Misconception 3: People mistake different types of scores (e.g. the raw score vs the association value)

While looking at the ‘residual table’ the user may be mistaken about values of characteristics. For instance, if characteristic “A” has the strongest association with the “main brand”, it doesn’t necessarily mean that this characteristic has the highest raw score. There may be another characteristic with a higher raw score, for example, “B”, but “B” may have a lower association score with the “main brand”. 

How does this happen? The score for “A” could be low for every other brand except the “main brand” showing that there are large differences between the scores. The score for “B” might be high across all brands and therefore showing little difference between the scores. The result is that “A” would have a higher association with the “main brand” compared to “B”, but “B” would still maintain the higher raw score.

Often when people are looking at the results of a Correspondence Analysis they are not aware of this, and for that reason, it makes it harder to read the chart.

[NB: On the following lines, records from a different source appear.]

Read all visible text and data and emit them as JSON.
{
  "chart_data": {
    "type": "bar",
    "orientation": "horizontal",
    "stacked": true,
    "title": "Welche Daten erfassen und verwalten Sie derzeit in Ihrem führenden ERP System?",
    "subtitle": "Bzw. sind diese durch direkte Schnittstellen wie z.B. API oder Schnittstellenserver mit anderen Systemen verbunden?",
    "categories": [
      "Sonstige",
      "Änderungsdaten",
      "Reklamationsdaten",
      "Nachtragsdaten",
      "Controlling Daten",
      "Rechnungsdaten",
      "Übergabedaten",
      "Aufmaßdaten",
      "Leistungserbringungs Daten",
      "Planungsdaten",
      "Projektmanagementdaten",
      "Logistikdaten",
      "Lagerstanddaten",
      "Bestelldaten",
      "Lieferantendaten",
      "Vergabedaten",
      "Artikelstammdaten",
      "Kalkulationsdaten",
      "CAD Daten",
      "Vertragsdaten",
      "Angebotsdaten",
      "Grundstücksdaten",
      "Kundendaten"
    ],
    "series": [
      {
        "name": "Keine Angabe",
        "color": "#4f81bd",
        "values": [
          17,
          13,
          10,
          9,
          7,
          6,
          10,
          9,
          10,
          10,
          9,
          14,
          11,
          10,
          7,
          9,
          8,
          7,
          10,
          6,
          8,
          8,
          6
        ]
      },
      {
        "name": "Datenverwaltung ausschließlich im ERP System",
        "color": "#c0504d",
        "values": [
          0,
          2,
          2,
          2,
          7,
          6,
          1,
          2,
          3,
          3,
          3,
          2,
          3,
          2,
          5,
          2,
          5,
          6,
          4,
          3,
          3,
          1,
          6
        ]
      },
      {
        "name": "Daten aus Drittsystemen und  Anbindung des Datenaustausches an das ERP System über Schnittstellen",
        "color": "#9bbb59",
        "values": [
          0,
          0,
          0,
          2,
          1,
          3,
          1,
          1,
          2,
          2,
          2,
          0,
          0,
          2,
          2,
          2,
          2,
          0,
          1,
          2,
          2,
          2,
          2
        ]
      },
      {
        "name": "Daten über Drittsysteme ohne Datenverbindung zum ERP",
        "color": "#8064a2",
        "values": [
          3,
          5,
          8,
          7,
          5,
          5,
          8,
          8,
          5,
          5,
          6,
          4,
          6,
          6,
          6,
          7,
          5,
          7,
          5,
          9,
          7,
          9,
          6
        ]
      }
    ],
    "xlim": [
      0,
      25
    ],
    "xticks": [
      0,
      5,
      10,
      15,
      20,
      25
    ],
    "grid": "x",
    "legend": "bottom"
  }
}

Resolution: In mTab the user can freely switch between the raw score and association scores, helping them to understand the meaning of both types of data. To make the visualization clear to the average user we also explain “association” using information bubbles to make it accessible to everyone. This provides users with a powerful statistical tool which is not normally available to apply more generally across the business. 

And finally, the mtab heat map allows the user to gain a full understanding of Correspondence Analysis, as it clearly explains the meaning of the “association” between your data points.